Structured API Execution

Overview:

Write DataFrame/Dataset/SQL Code.
If valid code, Spark converts this to a Logical Plan.
Spark transforms this Logical Plan to a Physical Plan, checking for optimizations along the way.
Spark then executes this Physical Plan (RDD manipulations) on the cluster.

Logical Planning

The logical plan only represents a set of abstract transformations that do not refer to executors or drivers, it’s purely to convert the user’s set of expressions into the most optimized version.
It does this by converting user code into an unresolved logical plan.
This plan is unresolved because although your code might be valid, the tables or columns that it refers to might or might not exist.
Spark uses the catalog, a repository of all table and DataFrame information, to resolve columns and tables in the analyzer.
The analyzer might reject the unresolved logical plan if the required table or column name does not exist in the catalog.
If the analyzer can resolve it, the result is passed through the Catalyst Optimizer, a collection of rules that attempt to optimize the logical plan by pushing down predicates or selections.
Packages can extend the Catalyst to include their own rules for domain-specific optimizations.

Physical Planning

After successfully creating an optimized logical plan, Spark then begins the physical planning process.
The physical plan, often called a Spark plan, specifies how the logical plan will execute on the cluster by generating different physical execution strategies and comparing them through a cost model.
Physical planning results in a series of RDDs and transformations.
This result is why you might have heard Spark referred to as a compiler—it takes queries in DataFrames, Datasets, and SQL and compiles them into RDD transformations.

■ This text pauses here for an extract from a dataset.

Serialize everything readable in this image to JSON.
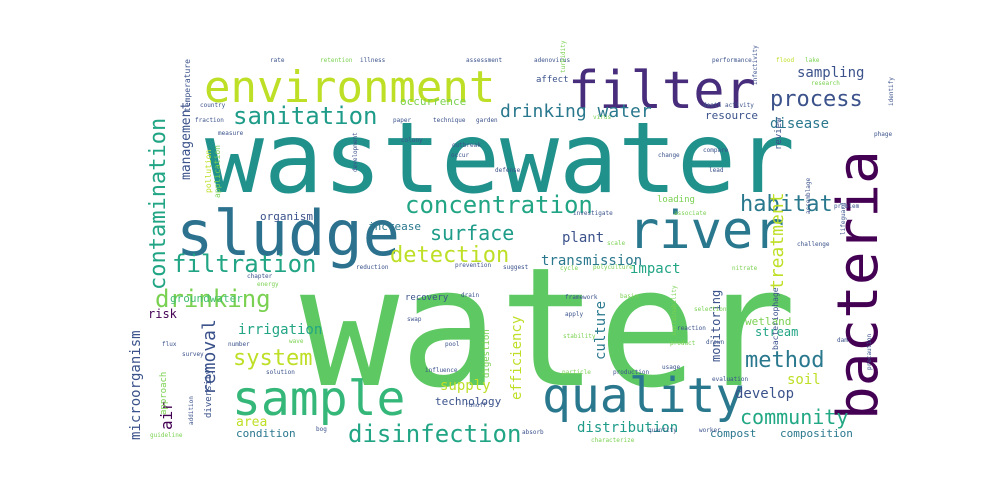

NOTE: An example of the cost comparison might be choosing how to perform a given join by looking at the physical attributes of a given table (how big the table is or how big its partitions are).

Execution

Upon selecting a physical plan, Spark runs all of this code over RDDs, the lower-level programming interface of Spark.
Spark performs further optimizations at runtime, generating native Java bytecode that can remove entire tasks or stages during execution.
Finally, the result is returned to the user.